META-INF/container.xml
Contents/header.xml
Contents/section0.xml
Contents/section1.xml
...

Fully compatible with Hangul 2020+ and any OWPML-aware tool.

License

Apache License 2.0

Based on Java libraries by neolord0:


한국어

HWP(한글 워드프로세서) 파일을 HWPX(OWPML) 형식으로 변환하는 Python 패키지.

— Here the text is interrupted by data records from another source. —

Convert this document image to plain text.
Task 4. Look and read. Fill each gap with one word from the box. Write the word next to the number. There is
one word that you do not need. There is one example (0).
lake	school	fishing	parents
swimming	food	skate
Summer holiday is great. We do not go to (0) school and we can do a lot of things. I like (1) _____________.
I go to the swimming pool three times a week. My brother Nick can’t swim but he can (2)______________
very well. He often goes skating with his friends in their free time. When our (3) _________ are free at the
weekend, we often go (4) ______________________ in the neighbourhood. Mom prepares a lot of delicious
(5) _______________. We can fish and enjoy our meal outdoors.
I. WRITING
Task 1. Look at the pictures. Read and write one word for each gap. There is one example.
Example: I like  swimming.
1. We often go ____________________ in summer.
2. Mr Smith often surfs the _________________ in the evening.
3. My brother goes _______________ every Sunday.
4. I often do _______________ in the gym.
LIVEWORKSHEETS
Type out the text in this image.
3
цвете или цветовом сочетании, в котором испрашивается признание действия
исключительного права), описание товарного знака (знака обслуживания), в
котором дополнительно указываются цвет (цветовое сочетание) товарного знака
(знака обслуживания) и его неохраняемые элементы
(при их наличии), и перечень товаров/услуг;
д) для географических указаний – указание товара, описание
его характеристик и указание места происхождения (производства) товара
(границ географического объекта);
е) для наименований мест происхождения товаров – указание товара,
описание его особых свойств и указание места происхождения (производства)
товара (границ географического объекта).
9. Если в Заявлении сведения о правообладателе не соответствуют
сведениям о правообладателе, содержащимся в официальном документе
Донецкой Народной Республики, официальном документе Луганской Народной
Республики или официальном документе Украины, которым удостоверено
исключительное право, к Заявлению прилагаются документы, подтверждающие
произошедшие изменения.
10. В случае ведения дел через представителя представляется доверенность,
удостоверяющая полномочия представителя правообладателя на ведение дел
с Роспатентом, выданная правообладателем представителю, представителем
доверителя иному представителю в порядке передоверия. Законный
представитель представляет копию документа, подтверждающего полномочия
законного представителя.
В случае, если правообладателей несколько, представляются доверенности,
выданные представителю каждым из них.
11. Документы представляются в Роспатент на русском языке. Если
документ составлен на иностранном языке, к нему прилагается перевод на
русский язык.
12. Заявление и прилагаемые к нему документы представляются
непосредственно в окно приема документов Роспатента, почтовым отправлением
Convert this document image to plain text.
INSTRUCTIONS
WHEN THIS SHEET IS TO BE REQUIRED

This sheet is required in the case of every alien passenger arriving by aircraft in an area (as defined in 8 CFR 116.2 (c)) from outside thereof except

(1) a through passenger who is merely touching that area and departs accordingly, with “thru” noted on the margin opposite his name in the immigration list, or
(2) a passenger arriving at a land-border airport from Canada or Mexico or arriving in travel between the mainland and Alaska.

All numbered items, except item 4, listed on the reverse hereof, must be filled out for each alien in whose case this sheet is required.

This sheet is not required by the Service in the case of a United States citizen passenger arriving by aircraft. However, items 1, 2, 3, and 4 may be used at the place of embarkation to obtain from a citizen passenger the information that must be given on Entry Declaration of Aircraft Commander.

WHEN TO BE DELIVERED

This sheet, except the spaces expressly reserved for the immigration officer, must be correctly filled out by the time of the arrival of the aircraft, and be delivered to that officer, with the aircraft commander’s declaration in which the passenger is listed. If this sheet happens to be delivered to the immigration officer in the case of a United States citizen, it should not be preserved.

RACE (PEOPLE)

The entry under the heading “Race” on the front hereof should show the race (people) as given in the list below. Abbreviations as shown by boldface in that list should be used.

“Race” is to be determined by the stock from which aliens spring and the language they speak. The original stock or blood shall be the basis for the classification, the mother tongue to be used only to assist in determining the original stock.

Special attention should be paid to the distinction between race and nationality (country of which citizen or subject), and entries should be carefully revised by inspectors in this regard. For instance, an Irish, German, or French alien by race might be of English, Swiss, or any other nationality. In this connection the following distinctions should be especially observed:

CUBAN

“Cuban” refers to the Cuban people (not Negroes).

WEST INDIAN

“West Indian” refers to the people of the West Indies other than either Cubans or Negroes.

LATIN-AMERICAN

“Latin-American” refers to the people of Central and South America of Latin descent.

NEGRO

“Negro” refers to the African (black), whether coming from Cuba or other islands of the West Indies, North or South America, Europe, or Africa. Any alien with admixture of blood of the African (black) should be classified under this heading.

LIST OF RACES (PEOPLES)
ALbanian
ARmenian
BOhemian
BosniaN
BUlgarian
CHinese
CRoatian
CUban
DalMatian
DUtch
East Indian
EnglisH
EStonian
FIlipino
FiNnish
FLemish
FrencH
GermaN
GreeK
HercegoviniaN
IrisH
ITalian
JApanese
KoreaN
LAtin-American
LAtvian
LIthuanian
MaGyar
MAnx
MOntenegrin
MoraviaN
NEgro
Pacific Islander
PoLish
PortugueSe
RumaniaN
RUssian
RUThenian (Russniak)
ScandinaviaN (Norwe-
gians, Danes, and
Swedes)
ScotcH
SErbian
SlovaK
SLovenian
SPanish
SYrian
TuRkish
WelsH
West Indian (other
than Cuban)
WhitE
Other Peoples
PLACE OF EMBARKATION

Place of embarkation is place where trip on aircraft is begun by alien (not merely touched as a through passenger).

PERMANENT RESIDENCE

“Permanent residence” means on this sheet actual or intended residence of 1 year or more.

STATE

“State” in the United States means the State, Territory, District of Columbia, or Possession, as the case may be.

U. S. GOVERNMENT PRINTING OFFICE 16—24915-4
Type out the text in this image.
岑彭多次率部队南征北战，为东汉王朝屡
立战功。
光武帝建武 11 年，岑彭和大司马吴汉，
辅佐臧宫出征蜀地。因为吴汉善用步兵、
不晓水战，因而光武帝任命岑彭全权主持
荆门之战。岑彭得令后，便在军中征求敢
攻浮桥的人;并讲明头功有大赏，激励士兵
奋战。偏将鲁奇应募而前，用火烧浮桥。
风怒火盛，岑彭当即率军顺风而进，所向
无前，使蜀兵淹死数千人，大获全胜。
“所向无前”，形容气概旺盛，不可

pip install hwp2hwpx 한 줄로 설치, 바로 사용. 한글 프로그램 설치 불필요.

설치

pip install hwp2hwpx

Java 필요: winget install EclipseAdoptium.Temurin.21.JDK

사용법

hwp2hwpx 문서.hwp
hwp2hwpx *.hwp -o 출력폴더/
from hwp2hwpx import convert
convert("문서.hwp")

kordoc과의 차이

  • kordoc: HWP를 읽어서 마크다운/JSON으로 추출 (텍스트 파싱)
  • hwp2hwpx: HWP를 HWPX 파일로 변환 (한글에서 열 수 있는 완전한 문서)

Project details


Download files

Download the file for your platform. If you're not sure which to choose, learn more about installing packages.

Source Distribution

hwp2hwpx-1.0.1.tar.gz (2.2 MB view details)

Uploaded Source

Built Distribution

If you're not sure about the file name format, learn more about wheel file names.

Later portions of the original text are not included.